Scientists are creating an AI that can think like a human baby

Scientists are creating an AI that can think like a human baby

Health

Inspired by research on how infants learn, researchers have developed an AI that can learn simple physical rules about how objects behave and express surprise when they appear to break those rules. The results were published in Nature Human Behavior.

The field of artificial intelligence (AI) has made astonishing progress in recent years, mastering a growing range of tasks that now include board games like chess and go, scientific problems like protein folding and language modeling. However, something fundamental is still missing. Cutting-edge AI systems have even more particular difficulty capturing the “common sense” insights that guide prediction, inference, and action in everyday human scenarios.

In recent work, a team focused on a particular area of ​​commonsense knowledge: intuitive physics. It is the network of concepts that underpins reasoning about the properties and interactions of macroscopic objects. Despite considerable efforts, recent advances in AI have indeed still not yet resulted in a system displaying a clear understanding of intuitive physics even comparable to that of very young children.

Basic physical concepts

There are three key concepts that we all understand from an early age. The first is permanence: objects do not suddenly disappear. When babies are shown a video of a ball suddenly disappearing, for example, children express surprise, which researchers measure by how long they look in a particular direction. The other two key concepts are solidity (solid objects cannot pass through each other) and continuity (objects move coherently through space and time).

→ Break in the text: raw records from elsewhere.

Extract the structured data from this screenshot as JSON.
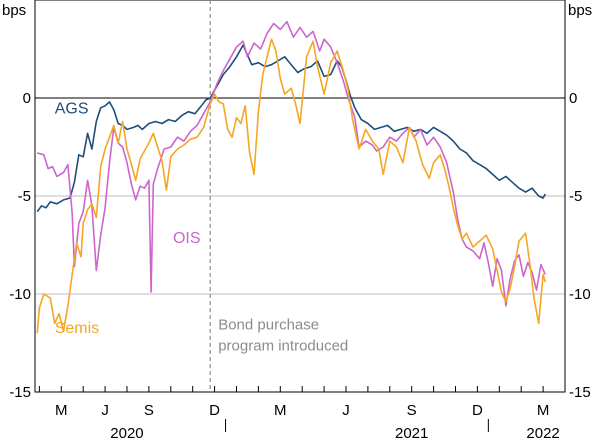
{
  "chart_data": {
    "type": "line",
    "yunit_left": "bps",
    "yunit_right": "bps",
    "ylim": [
      -15,
      5
    ],
    "yticks": [
      {
        "value": 0,
        "label": "0"
      },
      {
        "value": -5,
        "label": "-5"
      },
      {
        "value": -10,
        "label": "-10"
      },
      {
        "value": -15,
        "label": "-15"
      }
    ],
    "month_ticks": [
      {
        "label": "M",
        "month": 5
      },
      {
        "label": "J",
        "month": 7
      },
      {
        "label": "S",
        "month": 9
      },
      {
        "label": "D",
        "month": 12
      },
      {
        "label": "M",
        "month": 15
      },
      {
        "label": "J",
        "month": 18
      },
      {
        "label": "S",
        "month": 21
      },
      {
        "label": "D",
        "month": 24
      },
      {
        "label": "M",
        "month": 27
      }
    ],
    "year_labels": [
      {
        "label": "2020",
        "month": 8
      },
      {
        "label": "2021",
        "month": 21
      },
      {
        "label": "2022",
        "month": 27
      }
    ],
    "xrange_months": [
      3.8,
      28.0
    ],
    "zero_line": 0,
    "vline": {
      "month": 11.8,
      "label_line1": "Bond purchase",
      "label_line2": "program introduced",
      "color": "#8c8c8c"
    },
    "series": [
      {
        "name": "AGS",
        "color": "#1f4e79",
        "points": [
          [
            3.9,
            -5.8
          ],
          [
            4.1,
            -5.5
          ],
          [
            4.3,
            -5.6
          ],
          [
            4.5,
            -5.3
          ],
          [
            4.8,
            -5.4
          ],
          [
            5.1,
            -5.2
          ],
          [
            5.4,
            -5.1
          ],
          [
            5.6,
            -4.3
          ],
          [
            5.8,
            -2.9
          ],
          [
            6.0,
            -3.0
          ],
          [
            6.2,
            -1.8
          ],
          [
            6.4,
            -2.6
          ],
          [
            6.6,
            -1.2
          ],
          [
            6.8,
            -0.5
          ],
          [
            7.0,
            -0.4
          ],
          [
            7.2,
            -0.2
          ],
          [
            7.4,
            -0.6
          ],
          [
            7.6,
            -1.3
          ],
          [
            7.8,
            -1.4
          ],
          [
            8.0,
            -1.6
          ],
          [
            8.3,
            -1.5
          ],
          [
            8.5,
            -1.4
          ],
          [
            8.7,
            -1.6
          ],
          [
            9.0,
            -1.3
          ],
          [
            9.3,
            -1.2
          ],
          [
            9.6,
            -1.3
          ],
          [
            9.9,
            -1.1
          ],
          [
            10.2,
            -1.2
          ],
          [
            10.5,
            -0.9
          ],
          [
            10.8,
            -0.7
          ],
          [
            11.1,
            -0.8
          ],
          [
            11.4,
            -0.4
          ],
          [
            11.6,
            -0.1
          ],
          [
            11.8,
            0.0
          ],
          [
            12.0,
            0.4
          ],
          [
            12.2,
            0.8
          ],
          [
            12.4,
            1.2
          ],
          [
            12.7,
            1.6
          ],
          [
            13.0,
            2.1
          ],
          [
            13.3,
            2.7
          ],
          [
            13.5,
            2.2
          ],
          [
            13.7,
            1.7
          ],
          [
            14.0,
            1.8
          ],
          [
            14.3,
            1.6
          ],
          [
            14.6,
            1.7
          ],
          [
            14.9,
            1.9
          ],
          [
            15.2,
            2.1
          ],
          [
            15.5,
            1.7
          ],
          [
            15.8,
            1.3
          ],
          [
            16.1,
            1.5
          ],
          [
            16.4,
            1.6
          ],
          [
            16.7,
            1.9
          ],
          [
            17.0,
            1.1
          ],
          [
            17.3,
            1.2
          ],
          [
            17.6,
            1.9
          ],
          [
            17.8,
            1.6
          ],
          [
            18.0,
            0.9
          ],
          [
            18.2,
            0.1
          ],
          [
            18.4,
            -0.5
          ],
          [
            18.7,
            -1.1
          ],
          [
            19.0,
            -1.3
          ],
          [
            19.3,
            -1.6
          ],
          [
            19.6,
            -1.5
          ],
          [
            19.9,
            -1.4
          ],
          [
            20.2,
            -1.7
          ],
          [
            20.5,
            -1.6
          ],
          [
            20.8,
            -1.5
          ],
          [
            21.1,
            -1.7
          ],
          [
            21.4,
            -1.6
          ],
          [
            21.7,
            -1.8
          ],
          [
            22.0,
            -1.5
          ],
          [
            22.3,
            -1.7
          ],
          [
            22.6,
            -1.9
          ],
          [
            22.9,
            -2.2
          ],
          [
            23.2,
            -2.6
          ],
          [
            23.5,
            -2.8
          ],
          [
            23.8,
            -3.2
          ],
          [
            24.1,
            -3.4
          ],
          [
            24.4,
            -3.6
          ],
          [
            24.7,
            -3.9
          ],
          [
            25.0,
            -4.2
          ],
          [
            25.3,
            -4.0
          ],
          [
            25.6,
            -4.3
          ],
          [
            25.9,
            -4.6
          ],
          [
            26.2,
            -4.8
          ],
          [
            26.5,
            -4.6
          ],
          [
            26.8,
            -5.0
          ],
          [
            27.0,
            -5.1
          ],
          [
            27.1,
            -4.9
          ]
        ]
      },
      {
        "name": "OIS",
        "color": "#cc66cc",
        "points": [
          [
            3.9,
            -2.8
          ],
          [
            4.2,
            -2.9
          ],
          [
            4.4,
            -3.6
          ],
          [
            4.6,
            -3.5
          ],
          [
            4.8,
            -4.0
          ],
          [
            5.1,
            -3.8
          ],
          [
            5.3,
            -3.4
          ],
          [
            5.5,
            -5.9
          ],
          [
            5.6,
            -8.6
          ],
          [
            5.8,
            -6.4
          ],
          [
            6.0,
            -5.8
          ],
          [
            6.2,
            -4.2
          ],
          [
            6.4,
            -5.5
          ],
          [
            6.6,
            -8.8
          ],
          [
            6.8,
            -7.0
          ],
          [
            7.0,
            -5.6
          ],
          [
            7.2,
            -3.3
          ],
          [
            7.4,
            -1.5
          ],
          [
            7.6,
            -2.3
          ],
          [
            7.8,
            -2.5
          ],
          [
            8.0,
            -3.3
          ],
          [
            8.2,
            -4.4
          ],
          [
            8.4,
            -5.2
          ],
          [
            8.6,
            -4.5
          ],
          [
            8.8,
            -4.6
          ],
          [
            9.0,
            -4.2
          ],
          [
            9.1,
            -9.9
          ],
          [
            9.2,
            -4.4
          ],
          [
            9.4,
            -3.6
          ],
          [
            9.7,
            -2.6
          ],
          [
            10.0,
            -2.5
          ],
          [
            10.3,
            -2.0
          ],
          [
            10.6,
            -2.2
          ],
          [
            10.9,
            -1.7
          ],
          [
            11.2,
            -1.4
          ],
          [
            11.5,
            -0.8
          ],
          [
            11.8,
            -0.2
          ],
          [
            12.1,
            0.7
          ],
          [
            12.4,
            1.4
          ],
          [
            12.7,
            2.0
          ],
          [
            13.0,
            2.6
          ],
          [
            13.3,
            2.9
          ],
          [
            13.5,
            2.1
          ],
          [
            13.8,
            2.8
          ],
          [
            14.1,
            2.5
          ],
          [
            14.4,
            3.3
          ],
          [
            14.7,
            3.8
          ],
          [
            15.0,
            3.5
          ],
          [
            15.3,
            3.9
          ],
          [
            15.6,
            3.1
          ],
          [
            15.9,
            3.6
          ],
          [
            16.2,
            3.1
          ],
          [
            16.5,
            3.4
          ],
          [
            16.8,
            2.4
          ],
          [
            17.0,
            3.0
          ],
          [
            17.3,
            2.6
          ],
          [
            17.6,
            1.8
          ],
          [
            17.9,
            0.8
          ],
          [
            18.1,
            0.0
          ],
          [
            18.4,
            -1.0
          ],
          [
            18.6,
            -2.5
          ],
          [
            18.9,
            -2.2
          ],
          [
            19.2,
            -2.4
          ],
          [
            19.4,
            -2.7
          ],
          [
            19.7,
            -2.5
          ],
          [
            20.0,
            -2.0
          ],
          [
            20.3,
            -2.2
          ],
          [
            20.6,
            -1.8
          ],
          [
            20.9,
            -1.5
          ],
          [
            21.1,
            -2.0
          ],
          [
            21.4,
            -1.6
          ],
          [
            21.7,
            -2.4
          ],
          [
            22.0,
            -2.0
          ],
          [
            22.3,
            -2.5
          ],
          [
            22.6,
            -3.3
          ],
          [
            22.9,
            -4.8
          ],
          [
            23.1,
            -6.2
          ],
          [
            23.3,
            -7.2
          ],
          [
            23.5,
            -7.6
          ],
          [
            23.8,
            -7.8
          ],
          [
            24.1,
            -8.2
          ],
          [
            24.3,
            -7.4
          ],
          [
            24.5,
            -8.4
          ],
          [
            24.7,
            -9.6
          ],
          [
            24.9,
            -8.2
          ],
          [
            25.1,
            -8.8
          ],
          [
            25.3,
            -10.6
          ],
          [
            25.5,
            -9.2
          ],
          [
            25.7,
            -8.3
          ],
          [
            25.9,
            -8.0
          ],
          [
            26.1,
            -9.1
          ],
          [
            26.3,
            -8.4
          ],
          [
            26.5,
            -8.9
          ],
          [
            26.7,
            -9.8
          ],
          [
            26.9,
            -8.5
          ],
          [
            27.1,
            -9.0
          ]
        ]
      },
      {
        "name": "Semis",
        "color": "#f5a623",
        "points": [
          [
            3.9,
            -12.0
          ],
          [
            4.0,
            -10.7
          ],
          [
            4.2,
            -10.0
          ],
          [
            4.5,
            -10.2
          ],
          [
            4.7,
            -11.5
          ],
          [
            4.9,
            -11.0
          ],
          [
            5.1,
            -11.9
          ],
          [
            5.3,
            -10.6
          ],
          [
            5.5,
            -9.0
          ],
          [
            5.7,
            -7.4
          ],
          [
            5.9,
            -8.1
          ],
          [
            6.0,
            -6.4
          ],
          [
            6.2,
            -5.7
          ],
          [
            6.4,
            -5.4
          ],
          [
            6.6,
            -6.1
          ],
          [
            6.8,
            -3.5
          ],
          [
            7.0,
            -2.6
          ],
          [
            7.2,
            -2.0
          ],
          [
            7.4,
            -1.4
          ],
          [
            7.6,
            -2.3
          ],
          [
            7.8,
            -1.2
          ],
          [
            8.0,
            -2.6
          ],
          [
            8.2,
            -3.4
          ],
          [
            8.4,
            -4.2
          ],
          [
            8.6,
            -3.1
          ],
          [
            8.8,
            -2.7
          ],
          [
            9.0,
            -2.3
          ],
          [
            9.2,
            -1.8
          ],
          [
            9.4,
            -2.5
          ],
          [
            9.6,
            -3.2
          ],
          [
            9.8,
            -4.7
          ],
          [
            10.0,
            -3.0
          ],
          [
            10.3,
            -2.6
          ],
          [
            10.6,
            -2.4
          ],
          [
            10.9,
            -2.1
          ],
          [
            11.2,
            -2.0
          ],
          [
            11.5,
            -1.5
          ],
          [
            11.8,
            -0.3
          ],
          [
            12.0,
            0.2
          ],
          [
            12.2,
            -0.2
          ],
          [
            12.4,
            -0.3
          ],
          [
            12.6,
            -1.6
          ],
          [
            12.8,
            -2.0
          ],
          [
            13.0,
            -1.0
          ],
          [
            13.2,
            -1.3
          ],
          [
            13.4,
            -0.4
          ],
          [
            13.6,
            -2.8
          ],
          [
            13.8,
            -3.9
          ],
          [
            14.0,
            -0.7
          ],
          [
            14.2,
            1.2
          ],
          [
            14.4,
            2.1
          ],
          [
            14.6,
            3.0
          ],
          [
            14.8,
            2.4
          ],
          [
            15.0,
            1.0
          ],
          [
            15.2,
            0.2
          ],
          [
            15.5,
            0.5
          ],
          [
            15.7,
            -0.3
          ],
          [
            15.9,
            -1.3
          ],
          [
            16.2,
            2.1
          ],
          [
            16.5,
            2.9
          ],
          [
            16.7,
            1.6
          ],
          [
            17.0,
            0.2
          ],
          [
            17.3,
            1.8
          ],
          [
            17.6,
            2.4
          ],
          [
            17.9,
            1.3
          ],
          [
            18.1,
            0.4
          ],
          [
            18.3,
            -1.1
          ],
          [
            18.6,
            -2.6
          ],
          [
            18.9,
            -1.6
          ],
          [
            19.2,
            -2.2
          ],
          [
            19.5,
            -2.6
          ],
          [
            19.7,
            -3.9
          ],
          [
            20.0,
            -2.2
          ],
          [
            20.3,
            -2.5
          ],
          [
            20.6,
            -3.3
          ],
          [
            20.9,
            -1.5
          ],
          [
            21.2,
            -2.2
          ],
          [
            21.5,
            -3.4
          ],
          [
            21.8,
            -4.1
          ],
          [
            22.0,
            -3.3
          ],
          [
            22.3,
            -2.9
          ],
          [
            22.5,
            -3.6
          ],
          [
            22.7,
            -4.5
          ],
          [
            22.9,
            -5.6
          ],
          [
            23.1,
            -6.5
          ],
          [
            23.3,
            -7.2
          ],
          [
            23.5,
            -6.9
          ],
          [
            23.8,
            -7.6
          ],
          [
            24.1,
            -7.3
          ],
          [
            24.4,
            -7.0
          ],
          [
            24.7,
            -7.7
          ],
          [
            24.9,
            -8.8
          ],
          [
            25.1,
            -9.9
          ],
          [
            25.3,
            -10.4
          ],
          [
            25.5,
            -9.7
          ],
          [
            25.7,
            -8.6
          ],
          [
            25.9,
            -7.3
          ],
          [
            26.2,
            -6.9
          ],
          [
            26.4,
            -8.5
          ],
          [
            26.6,
            -10.3
          ],
          [
            26.8,
            -11.5
          ],
          [
            27.0,
            -9.0
          ],
          [
            27.1,
            -9.4
          ]
        ]
      }
    ],
    "series_labels": [
      {
        "series": "AGS",
        "text": "AGS",
        "month": 4.7,
        "value": -0.8
      },
      {
        "series": "OIS",
        "text": "OIS",
        "month": 10.1,
        "value": -7.4
      },
      {
        "series": "Semis",
        "text": "Semis",
        "month": 4.7,
        "value": -12.0
      }
    ]
  }
}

These continuity rules seem quite simple to us, but as said above, they are not as intuitive for the AI. Luis Piloto and his team from the company DeepMind in London, owned by Google, therefore wanted to remedy this.

Promising results

Their AI, which is called PLATO (Physics Learning through Auto-encoding and Tracking Objects), is a neural network. Simply put, it is a type of software system that learns by spotting patterns in large amounts of data. The program was formed through a series of animated videos of simple objects such as cubes and balls designed to represent the same basic knowledge that babies have during their first months of life.

The dataset constructed by the researchers covered the three concepts mentioned above plus two others: immutability (the properties of the object, such as shape, do not change) and directional inertia (the objects move in a manner consistent with the principles of inertia). After training PLATO on these videos, the next step was to test it.

Result: when she saw videos of impossible scenarios, the AI ​​expressed “surprise”. In other words, the program was advanced enough to recognize that a strange action that had just taken place had challenged the physics it had learned.

The researchers also performed tests this time involving different objects than those in the training data. Again, PLATO would have displayed a solid understanding of what should and shouldn’t happen.

The authors emphasize that PLATO is not intended as a model of infant behavior. However, it could be a first step towards an AI capable of testing hypotheses about how human babies learn. “We hope this can eventually be used by cognitive scientists to seriously model infant behavior,” says Luis Piloto.